Ademais, se trata de medida que se compatibiliza com a Lei Federal nº 13.979/20, que trata das medidas de enfrentamento ao coronavírus, pois ela elencou a manutenção e funcionamento de serviços públicos e atividades essenciais como uma das medidas de enfrentamento que deverão ser adotadas (artigo 3º, § 8º). Dentre esses serviços essenciais, na forma como regulamentado pelo Decreto Federal 10.282/20, encontra-se a "produção, distribuição, comercialização e entrega, realizadas presencialmente ou por meio do comércio eletrônico, de (...) alimentos e bebidas" (artigo 3º, XII).

Todavia, com a mesma "mão reguladora" que o Município de Cuiabá manteve a asseguração desse direito fundamental elementar à vida humana, tirou-o. Isso porque, subsequentemente, determinou a suspensão do passe livre estudantil, na forma como previsto no inciso I do artigo 9º do citado Decreto. Como, pois, famílias carentes, governamentalmente reconhecidas como dependentes do Programa Bolsa Família, terão recursos para se descolarem diariamente aos respectivos colégios municipais para retirarem a alimentação garantia pelo Decreto Municipal?

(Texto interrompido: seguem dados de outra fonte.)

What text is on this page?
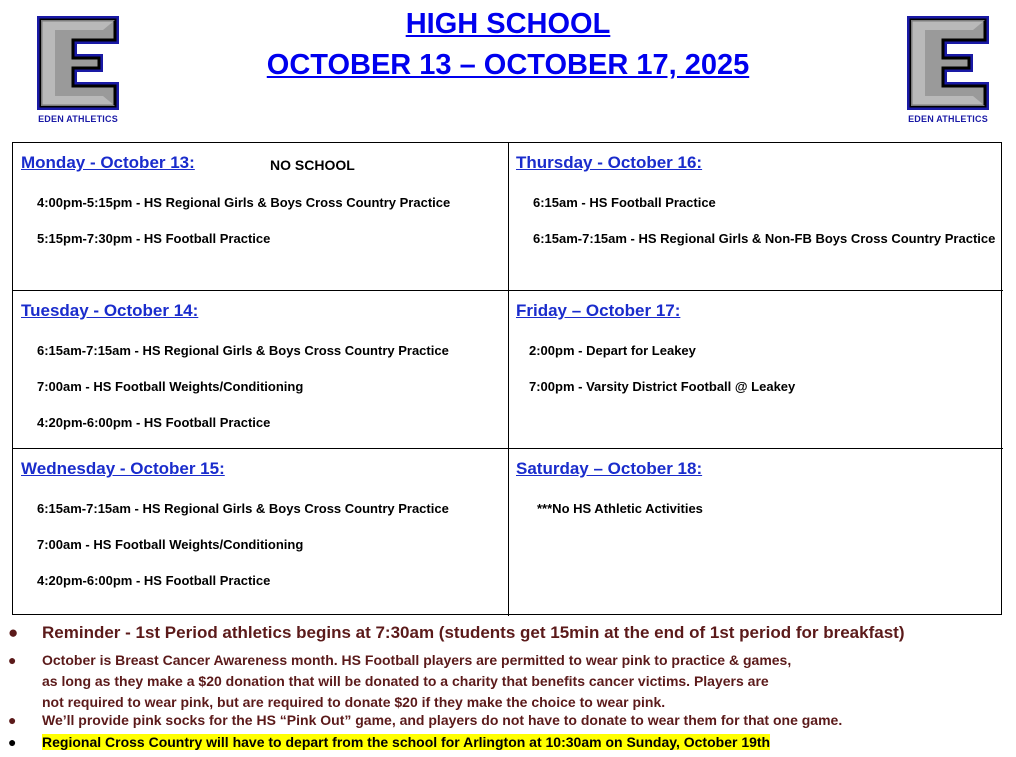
HIGH SCHOOL
OCTOBER 13 – OCTOBER 17, 2025
EDEN ATHLETICS	EDEN ATHLETICS
Monday - October 13:	NO SCHOOL
4:00pm-5:15pm - HS Regional Girls & Boys Cross Country Practice
5:15pm-7:30pm - HS Football Practice
Thursday - October 16:
6:15am - HS Football Practice
6:15am-7:15am - HS Regional Girls & Non-FB Boys Cross Country Practice
Tuesday - October 14:
6:15am-7:15am - HS Regional Girls & Boys Cross Country Practice
7:00am - HS Football Weights/Conditioning
4:20pm-6:00pm - HS Football Practice
Friday – October 17:
2:00pm - Depart for Leakey
7:00pm - Varsity District Football @ Leakey
Wednesday - October 15:
6:15am-7:15am - HS Regional Girls & Boys Cross Country Practice
7:00am - HS Football Weights/Conditioning
4:20pm-6:00pm - HS Football Practice
Saturday – October 18:
***No HS Athletic Activities
● Reminder - 1st Period athletics begins at 7:30am (students get 15min at the end of 1st period for breakfast)
● October is Breast Cancer Awareness month. HS Football players are permitted to wear pink to practice & games,
as long as they make a $20 donation that will be donated to a charity that benefits cancer victims. Players are
not required to wear pink, but are required to donate $20 if they make the choice to wear pink.
● We’ll provide pink socks for the HS “Pink Out” game, and players do not have to donate to wear them for that one game.
● Regional Cross Country will have to depart from the school for Arlington at 10:30am on Sunday, October 19th
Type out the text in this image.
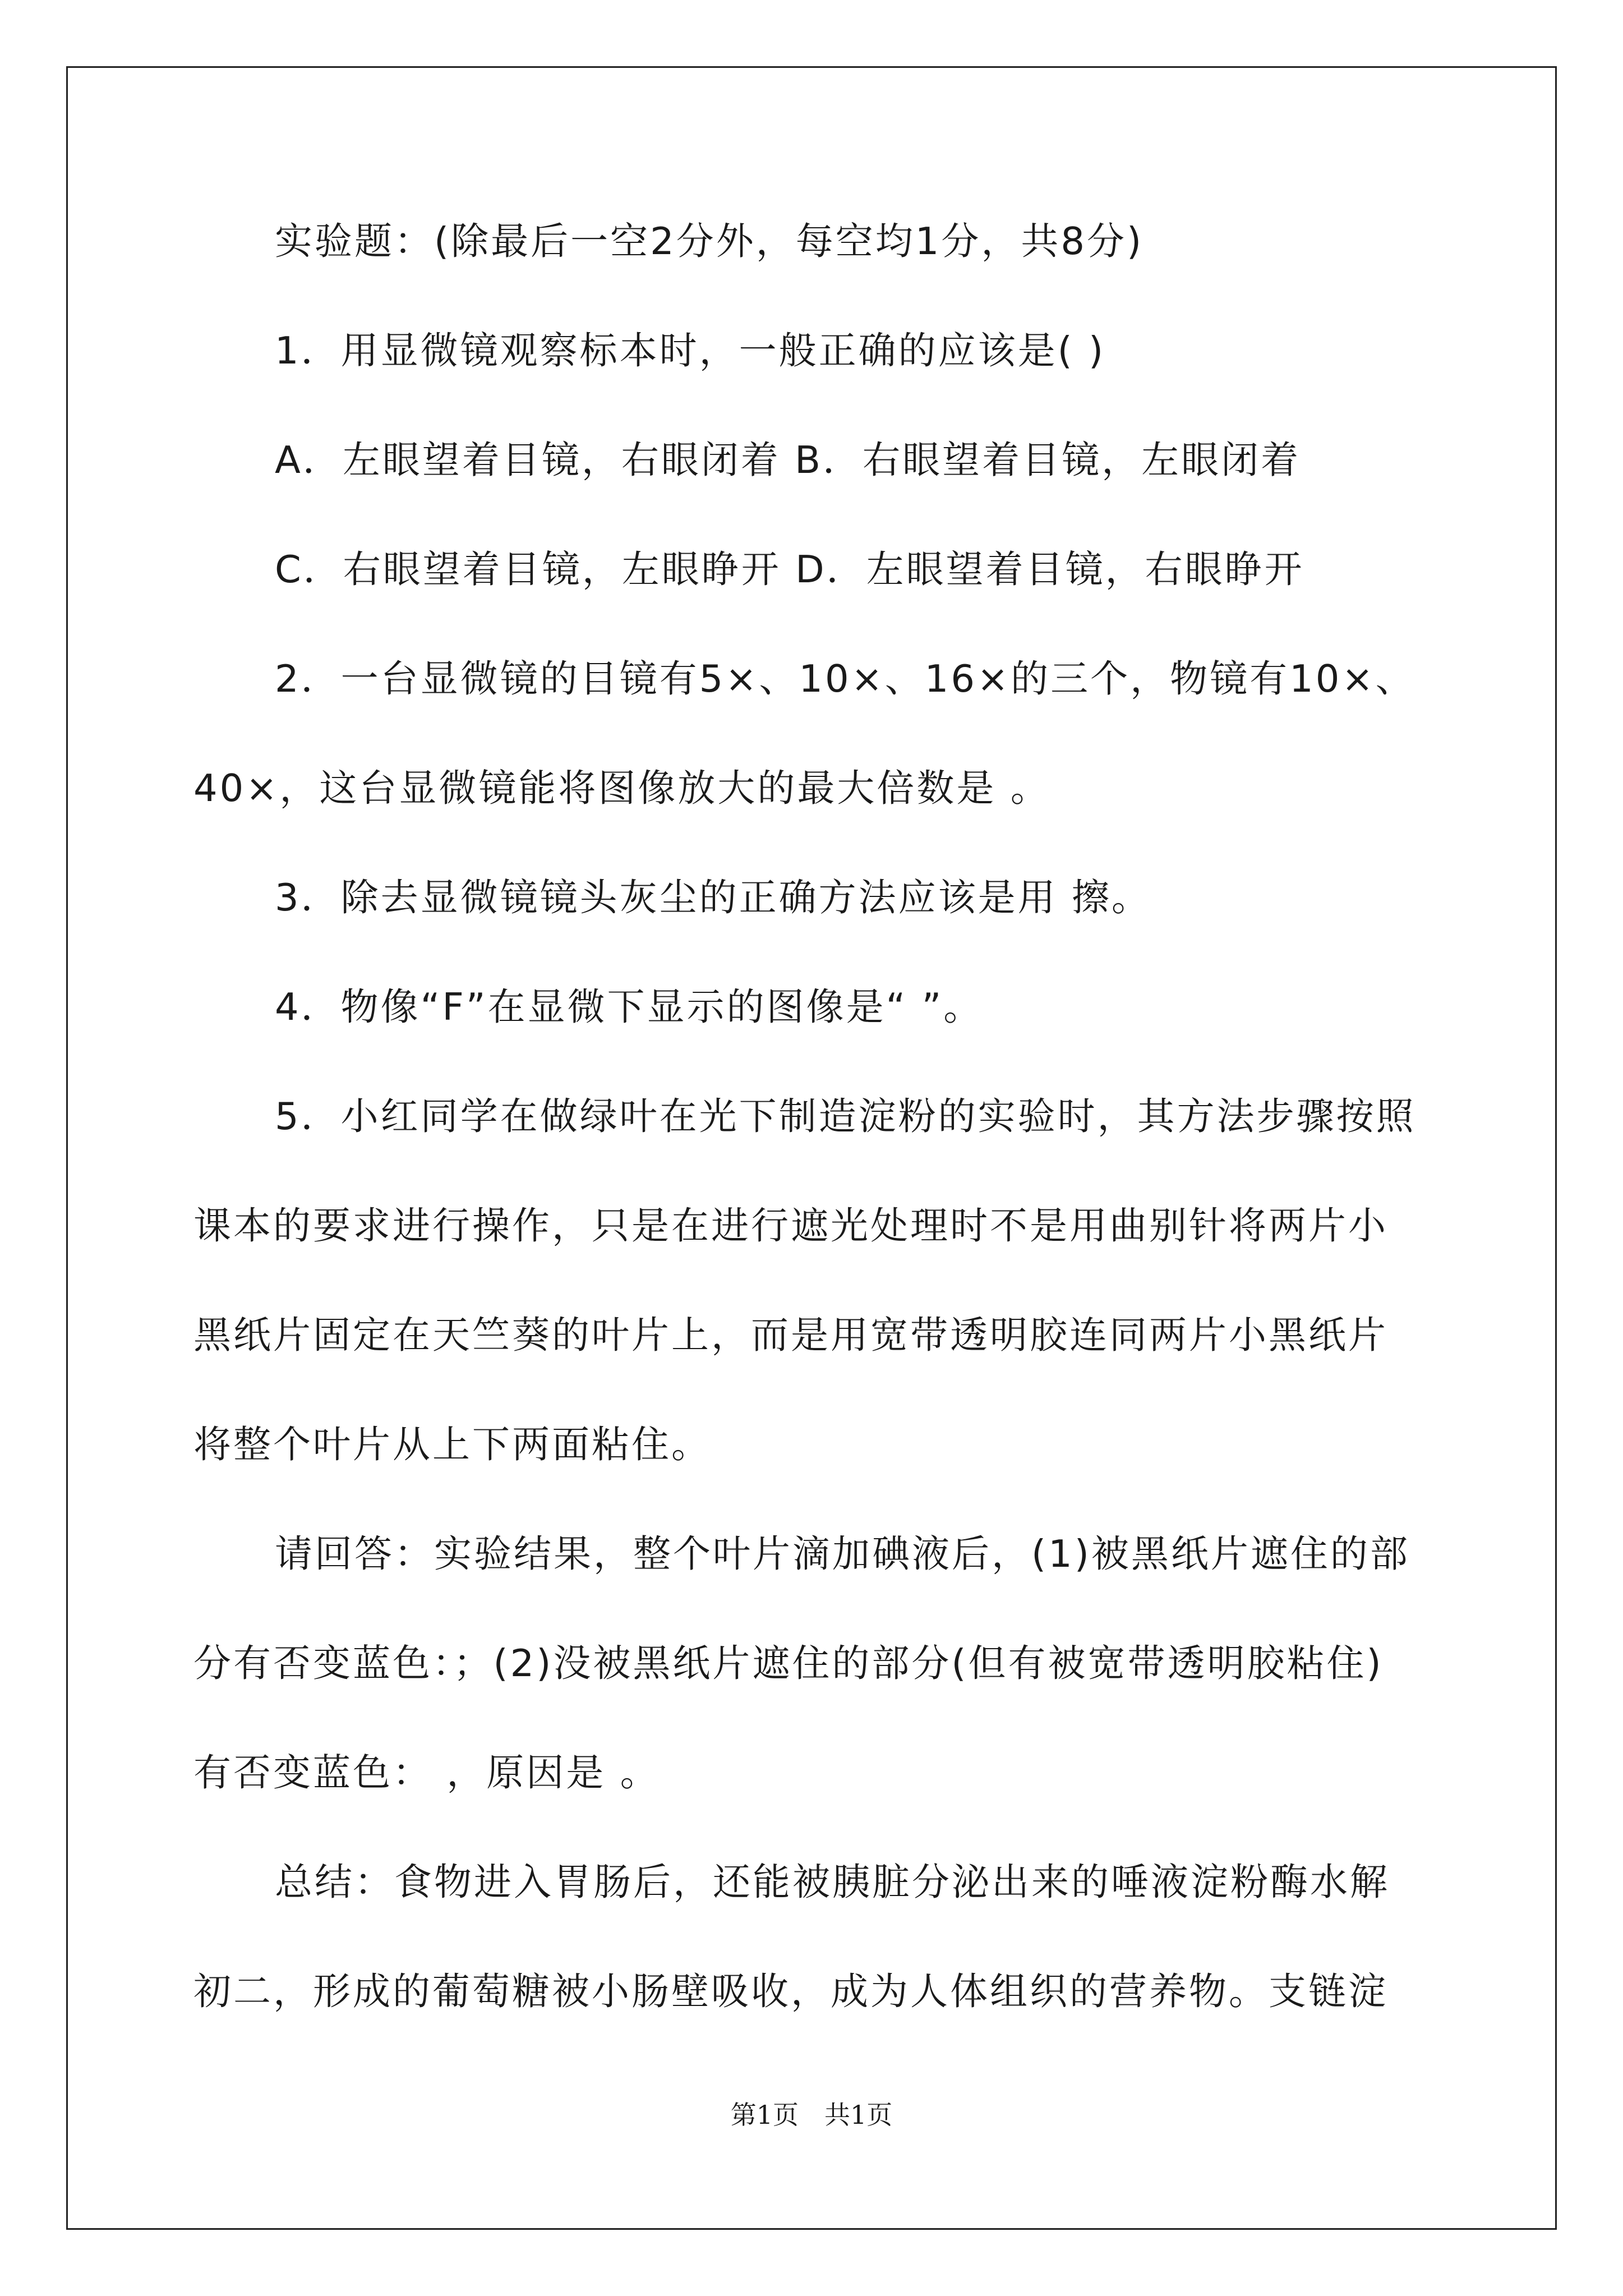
实验题：(除最后一空2分外，每空均1分，共8分)
1．用显微镜观察标本时，一般正确的应该是( )
A．左眼望着目镜，右眼闭着 B．右眼望着目镜，左眼闭着
C．右眼望着目镜，左眼睁开 D．左眼望着目镜，右眼睁开
2．一台显微镜的目镜有5×、10×、16×的三个，物镜有10×、
40×，这台显微镜能将图像放大的最大倍数是 。
3．除去显微镜镜头灰尘的正确方法应该是用 擦。
4．物像“F”在显微下显示的图像是“ ”。
5．小红同学在做绿叶在光下制造淀粉的实验时，其方法步骤按照
课本的要求进行操作，只是在进行遮光处理时不是用曲别针将两片小
黑纸片固定在天竺葵的叶片上，而是用宽带透明胶连同两片小黑纸片
将整个叶片从上下两面粘住。
请回答：实验结果，整个叶片滴加碘液后，(1)被黑纸片遮住的部
分有否变蓝色：；(2)没被黑纸片遮住的部分(但有被宽带透明胶粘住)
有否变蓝色： ，原因是 。
总结：食物进入胃肠后，还能被胰脏分泌出来的唾液淀粉酶水解
初二，形成的葡萄糖被小肠壁吸收，成为人体组织的营养物。支链淀
第1页　共1页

Aparentemente, a medida assecuratória da manutenção do direito à alimentação escolar é propícia e constitucional, mas sua modelagem não. Faltou ao Município visão sistêmica das estratégias que visou adotar.

Portanto, se o Município visa evitar aglomerações no transporte público municipal, deveria ter garantido a merenda escolar por meio de cartão ou vale alimentação aos estudantes da rede pública de ensino, tal como o fez o Distrito Federal mediante o lançamento do Programa Bolsa Alimentação Escolar Emergencial.

Urge uma solução governamental sobre o problema não solucionado e uma fiscalização mais atenta da vereança e do Tribunal de Contas acerca da eficiência e efetividade em torno da modelagem das políticas municipais de "contenção do COVID-19", sob pena do direito à alimentação escolar se tornar um lamentável "faz de contas".

 

Rosana Laura de Castro Farias Ramires é advogada.